If something is easy to pronounce, it can be said to trip off the tongue. If, on the other hand, something is difficult to pronounce, it is difficult to get your tongue round it, as in ‘I had trouble getting my tongue round some of their names’.
You may need to bite your tongue to stop yourself from saying something you would like to say because you will upset someone or make them angry.
Alcohol can loosen someone’s tongue if the person drinking it discloses some information that they would not have spoken about had they not had a drink, as in ‘Three-quarters of a bottle of wine had loosened her tongue so she told us all about her arguments with Pete’.
If tongues wag, people gossip about another person, usually saying unkind things about them, as in ‘Leaving his car parked outside her house was bound to set tongues wagging’.

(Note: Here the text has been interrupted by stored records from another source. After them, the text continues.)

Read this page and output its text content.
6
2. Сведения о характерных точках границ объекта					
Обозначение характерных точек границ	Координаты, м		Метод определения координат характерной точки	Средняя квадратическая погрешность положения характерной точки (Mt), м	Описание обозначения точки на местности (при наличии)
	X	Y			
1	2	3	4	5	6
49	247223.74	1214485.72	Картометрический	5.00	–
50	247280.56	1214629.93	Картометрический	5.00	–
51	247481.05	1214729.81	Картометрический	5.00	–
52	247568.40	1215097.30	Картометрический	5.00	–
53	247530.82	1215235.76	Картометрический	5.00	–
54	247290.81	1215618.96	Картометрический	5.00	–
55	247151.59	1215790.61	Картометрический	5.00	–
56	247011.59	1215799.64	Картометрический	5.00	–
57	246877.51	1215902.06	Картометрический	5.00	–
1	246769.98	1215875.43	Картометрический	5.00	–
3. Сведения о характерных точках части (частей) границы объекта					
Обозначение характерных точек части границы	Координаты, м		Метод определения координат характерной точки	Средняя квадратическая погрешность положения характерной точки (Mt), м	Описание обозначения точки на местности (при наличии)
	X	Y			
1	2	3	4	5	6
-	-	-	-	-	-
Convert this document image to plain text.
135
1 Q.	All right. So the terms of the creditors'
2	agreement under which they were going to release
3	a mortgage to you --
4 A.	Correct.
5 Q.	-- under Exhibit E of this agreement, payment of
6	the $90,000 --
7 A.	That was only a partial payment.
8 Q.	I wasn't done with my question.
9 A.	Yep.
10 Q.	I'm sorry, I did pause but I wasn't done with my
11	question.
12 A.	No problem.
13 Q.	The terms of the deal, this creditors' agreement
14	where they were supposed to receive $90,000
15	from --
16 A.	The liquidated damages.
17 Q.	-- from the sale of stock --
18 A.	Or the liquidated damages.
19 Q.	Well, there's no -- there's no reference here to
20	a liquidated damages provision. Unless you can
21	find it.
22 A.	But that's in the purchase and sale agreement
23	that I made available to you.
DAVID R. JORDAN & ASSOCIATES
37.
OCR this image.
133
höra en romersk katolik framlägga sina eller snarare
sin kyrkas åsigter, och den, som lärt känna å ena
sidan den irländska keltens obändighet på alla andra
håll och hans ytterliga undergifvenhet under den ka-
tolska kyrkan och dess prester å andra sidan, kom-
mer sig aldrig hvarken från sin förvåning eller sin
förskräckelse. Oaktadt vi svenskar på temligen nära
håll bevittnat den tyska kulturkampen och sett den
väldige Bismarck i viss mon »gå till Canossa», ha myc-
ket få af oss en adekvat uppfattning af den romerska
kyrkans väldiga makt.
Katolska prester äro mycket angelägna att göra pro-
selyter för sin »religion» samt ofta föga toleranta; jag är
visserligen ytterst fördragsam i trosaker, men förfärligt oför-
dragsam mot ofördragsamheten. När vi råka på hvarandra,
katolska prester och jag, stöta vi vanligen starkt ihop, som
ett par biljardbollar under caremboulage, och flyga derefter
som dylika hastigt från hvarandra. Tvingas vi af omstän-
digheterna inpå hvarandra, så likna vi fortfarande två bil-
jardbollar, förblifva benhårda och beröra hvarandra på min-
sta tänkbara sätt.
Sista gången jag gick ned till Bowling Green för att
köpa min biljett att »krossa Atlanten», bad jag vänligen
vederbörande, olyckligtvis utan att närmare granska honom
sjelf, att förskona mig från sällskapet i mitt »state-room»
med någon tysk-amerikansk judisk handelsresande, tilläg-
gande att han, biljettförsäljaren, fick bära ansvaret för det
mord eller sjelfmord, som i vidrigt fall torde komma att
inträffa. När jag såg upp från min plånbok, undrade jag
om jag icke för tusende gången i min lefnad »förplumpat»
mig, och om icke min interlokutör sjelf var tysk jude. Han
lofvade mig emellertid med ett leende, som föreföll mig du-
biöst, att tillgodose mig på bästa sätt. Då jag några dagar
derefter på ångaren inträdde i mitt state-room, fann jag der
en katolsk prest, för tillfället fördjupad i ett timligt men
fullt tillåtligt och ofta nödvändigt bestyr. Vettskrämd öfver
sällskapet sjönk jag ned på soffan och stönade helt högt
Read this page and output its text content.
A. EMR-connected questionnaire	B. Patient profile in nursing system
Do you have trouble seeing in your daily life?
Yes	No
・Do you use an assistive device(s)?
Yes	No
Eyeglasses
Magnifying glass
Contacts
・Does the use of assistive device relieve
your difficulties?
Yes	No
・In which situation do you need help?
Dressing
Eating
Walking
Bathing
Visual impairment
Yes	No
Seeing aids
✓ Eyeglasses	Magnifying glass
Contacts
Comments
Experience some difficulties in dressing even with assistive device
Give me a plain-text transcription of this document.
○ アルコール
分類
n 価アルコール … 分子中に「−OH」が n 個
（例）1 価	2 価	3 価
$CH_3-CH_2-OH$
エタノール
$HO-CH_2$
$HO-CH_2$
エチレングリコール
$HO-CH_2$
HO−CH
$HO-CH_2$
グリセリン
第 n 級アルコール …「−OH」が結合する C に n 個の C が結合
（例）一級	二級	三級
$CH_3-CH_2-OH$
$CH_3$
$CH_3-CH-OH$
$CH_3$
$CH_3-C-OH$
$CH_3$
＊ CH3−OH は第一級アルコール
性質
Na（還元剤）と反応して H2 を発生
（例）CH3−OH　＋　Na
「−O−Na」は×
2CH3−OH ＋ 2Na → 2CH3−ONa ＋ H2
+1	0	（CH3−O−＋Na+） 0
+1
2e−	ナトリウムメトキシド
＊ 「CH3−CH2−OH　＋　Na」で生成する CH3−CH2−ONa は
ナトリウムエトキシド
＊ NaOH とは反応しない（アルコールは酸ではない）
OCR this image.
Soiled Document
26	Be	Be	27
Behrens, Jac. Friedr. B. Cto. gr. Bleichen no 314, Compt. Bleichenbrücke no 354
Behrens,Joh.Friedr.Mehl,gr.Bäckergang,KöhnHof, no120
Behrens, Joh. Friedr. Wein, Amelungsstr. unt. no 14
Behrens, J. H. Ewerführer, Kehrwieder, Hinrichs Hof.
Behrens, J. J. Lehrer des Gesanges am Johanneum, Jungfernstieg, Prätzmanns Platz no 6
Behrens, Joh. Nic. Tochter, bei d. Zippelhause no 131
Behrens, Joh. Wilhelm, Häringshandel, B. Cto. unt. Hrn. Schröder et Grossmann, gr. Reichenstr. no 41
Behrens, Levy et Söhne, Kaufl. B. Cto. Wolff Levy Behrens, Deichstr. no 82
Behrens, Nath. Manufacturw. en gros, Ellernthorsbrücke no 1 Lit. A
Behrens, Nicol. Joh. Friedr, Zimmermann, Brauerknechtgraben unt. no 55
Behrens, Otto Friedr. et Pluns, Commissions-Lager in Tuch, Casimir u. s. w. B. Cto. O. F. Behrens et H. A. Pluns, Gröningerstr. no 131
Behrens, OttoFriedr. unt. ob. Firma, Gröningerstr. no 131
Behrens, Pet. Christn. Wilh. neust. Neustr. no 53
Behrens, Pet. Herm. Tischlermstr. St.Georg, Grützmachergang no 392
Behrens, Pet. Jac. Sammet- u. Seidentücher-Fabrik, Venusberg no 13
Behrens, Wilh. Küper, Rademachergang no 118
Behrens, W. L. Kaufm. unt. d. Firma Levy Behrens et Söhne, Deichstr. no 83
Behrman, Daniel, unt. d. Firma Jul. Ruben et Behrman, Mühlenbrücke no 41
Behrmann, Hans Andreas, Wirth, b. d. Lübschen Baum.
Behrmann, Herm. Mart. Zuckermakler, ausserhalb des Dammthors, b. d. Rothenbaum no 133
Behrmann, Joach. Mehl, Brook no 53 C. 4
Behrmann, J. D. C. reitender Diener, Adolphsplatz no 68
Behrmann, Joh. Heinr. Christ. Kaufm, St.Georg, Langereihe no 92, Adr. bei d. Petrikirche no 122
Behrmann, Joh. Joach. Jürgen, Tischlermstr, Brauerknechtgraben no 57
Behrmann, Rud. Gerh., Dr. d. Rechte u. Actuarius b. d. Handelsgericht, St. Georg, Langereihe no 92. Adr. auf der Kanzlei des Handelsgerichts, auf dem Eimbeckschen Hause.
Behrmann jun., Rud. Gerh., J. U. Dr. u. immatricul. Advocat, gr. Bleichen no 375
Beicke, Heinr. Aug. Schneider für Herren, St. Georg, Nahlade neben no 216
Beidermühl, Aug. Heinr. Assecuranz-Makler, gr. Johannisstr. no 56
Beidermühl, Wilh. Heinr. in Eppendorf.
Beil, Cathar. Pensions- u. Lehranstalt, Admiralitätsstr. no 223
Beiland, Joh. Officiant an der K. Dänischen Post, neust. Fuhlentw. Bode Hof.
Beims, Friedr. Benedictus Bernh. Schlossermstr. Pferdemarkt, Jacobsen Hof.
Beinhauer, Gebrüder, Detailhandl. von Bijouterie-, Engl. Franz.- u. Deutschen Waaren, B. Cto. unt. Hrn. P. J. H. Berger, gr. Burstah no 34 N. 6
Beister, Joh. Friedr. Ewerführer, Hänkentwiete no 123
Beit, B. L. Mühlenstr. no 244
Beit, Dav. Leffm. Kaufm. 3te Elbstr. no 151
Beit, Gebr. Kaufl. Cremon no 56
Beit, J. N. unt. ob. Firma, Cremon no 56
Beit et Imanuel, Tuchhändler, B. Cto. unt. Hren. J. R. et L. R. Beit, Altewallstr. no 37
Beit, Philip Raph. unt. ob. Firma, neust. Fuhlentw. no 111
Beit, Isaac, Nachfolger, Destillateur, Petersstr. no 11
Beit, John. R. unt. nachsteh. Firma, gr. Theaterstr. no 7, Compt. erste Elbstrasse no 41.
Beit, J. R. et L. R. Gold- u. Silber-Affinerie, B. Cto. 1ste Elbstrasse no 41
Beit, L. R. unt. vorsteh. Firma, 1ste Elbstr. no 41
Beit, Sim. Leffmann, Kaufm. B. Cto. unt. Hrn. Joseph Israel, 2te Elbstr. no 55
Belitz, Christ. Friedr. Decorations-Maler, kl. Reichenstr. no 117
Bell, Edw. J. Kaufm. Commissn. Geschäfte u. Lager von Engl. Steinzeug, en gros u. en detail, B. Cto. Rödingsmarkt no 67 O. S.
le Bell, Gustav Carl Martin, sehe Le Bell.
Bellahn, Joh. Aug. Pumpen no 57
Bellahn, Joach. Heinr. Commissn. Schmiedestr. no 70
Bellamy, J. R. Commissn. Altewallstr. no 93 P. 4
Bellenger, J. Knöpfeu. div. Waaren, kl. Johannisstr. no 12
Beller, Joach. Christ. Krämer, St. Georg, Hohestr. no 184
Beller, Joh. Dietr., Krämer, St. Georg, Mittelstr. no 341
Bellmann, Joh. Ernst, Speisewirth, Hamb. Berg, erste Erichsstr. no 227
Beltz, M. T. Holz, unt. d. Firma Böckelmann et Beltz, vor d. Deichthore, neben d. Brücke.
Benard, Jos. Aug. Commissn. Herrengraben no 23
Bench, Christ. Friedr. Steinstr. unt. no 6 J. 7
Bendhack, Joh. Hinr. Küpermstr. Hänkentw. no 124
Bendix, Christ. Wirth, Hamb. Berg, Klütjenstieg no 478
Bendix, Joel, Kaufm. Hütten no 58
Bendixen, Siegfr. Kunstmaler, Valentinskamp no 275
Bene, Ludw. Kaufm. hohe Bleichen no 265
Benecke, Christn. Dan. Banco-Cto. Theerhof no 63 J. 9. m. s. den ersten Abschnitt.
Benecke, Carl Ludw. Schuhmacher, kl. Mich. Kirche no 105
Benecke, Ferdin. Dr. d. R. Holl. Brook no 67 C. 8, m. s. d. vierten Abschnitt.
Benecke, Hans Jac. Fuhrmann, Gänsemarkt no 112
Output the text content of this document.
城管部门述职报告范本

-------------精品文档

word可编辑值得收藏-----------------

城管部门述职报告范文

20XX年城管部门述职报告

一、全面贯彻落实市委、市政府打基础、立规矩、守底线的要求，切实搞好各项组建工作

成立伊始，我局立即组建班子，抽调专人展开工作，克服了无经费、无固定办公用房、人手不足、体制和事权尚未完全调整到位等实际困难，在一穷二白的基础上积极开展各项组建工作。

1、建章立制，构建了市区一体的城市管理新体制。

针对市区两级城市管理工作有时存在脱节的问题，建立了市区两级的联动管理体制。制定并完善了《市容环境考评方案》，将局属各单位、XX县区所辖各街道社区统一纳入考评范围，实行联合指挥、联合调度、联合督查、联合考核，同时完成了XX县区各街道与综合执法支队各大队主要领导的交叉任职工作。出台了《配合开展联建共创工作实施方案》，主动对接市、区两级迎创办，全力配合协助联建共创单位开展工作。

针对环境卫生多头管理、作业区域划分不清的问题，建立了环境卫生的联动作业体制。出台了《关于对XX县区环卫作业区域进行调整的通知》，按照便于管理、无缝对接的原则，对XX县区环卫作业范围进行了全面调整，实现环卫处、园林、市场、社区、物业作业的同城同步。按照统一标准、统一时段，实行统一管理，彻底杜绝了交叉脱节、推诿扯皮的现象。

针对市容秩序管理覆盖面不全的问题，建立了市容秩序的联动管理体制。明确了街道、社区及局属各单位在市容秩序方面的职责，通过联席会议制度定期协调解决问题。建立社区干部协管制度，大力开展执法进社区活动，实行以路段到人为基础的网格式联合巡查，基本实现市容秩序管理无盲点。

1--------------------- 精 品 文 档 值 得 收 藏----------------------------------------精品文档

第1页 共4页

If you say or write something with your tongue in your cheek, you intend it to be humorous and do not mean it seriously, as in ‘He had his tongue firmly in his cheek when he described the rioters as enterprising’.
A slip of the tongue is used to describe a situation where you say something that you do not mean to say, an in ‘He apologized for calling his opponent an idiot, explaining that it was just a slip of the tongue’.
If a word, a name or a fact is on the tip of your tongue, you know it but you cannot remember it at the time of speaking. Similarly, if you are tongue-tied, you are unable to speak because you are nervous or embarrassed.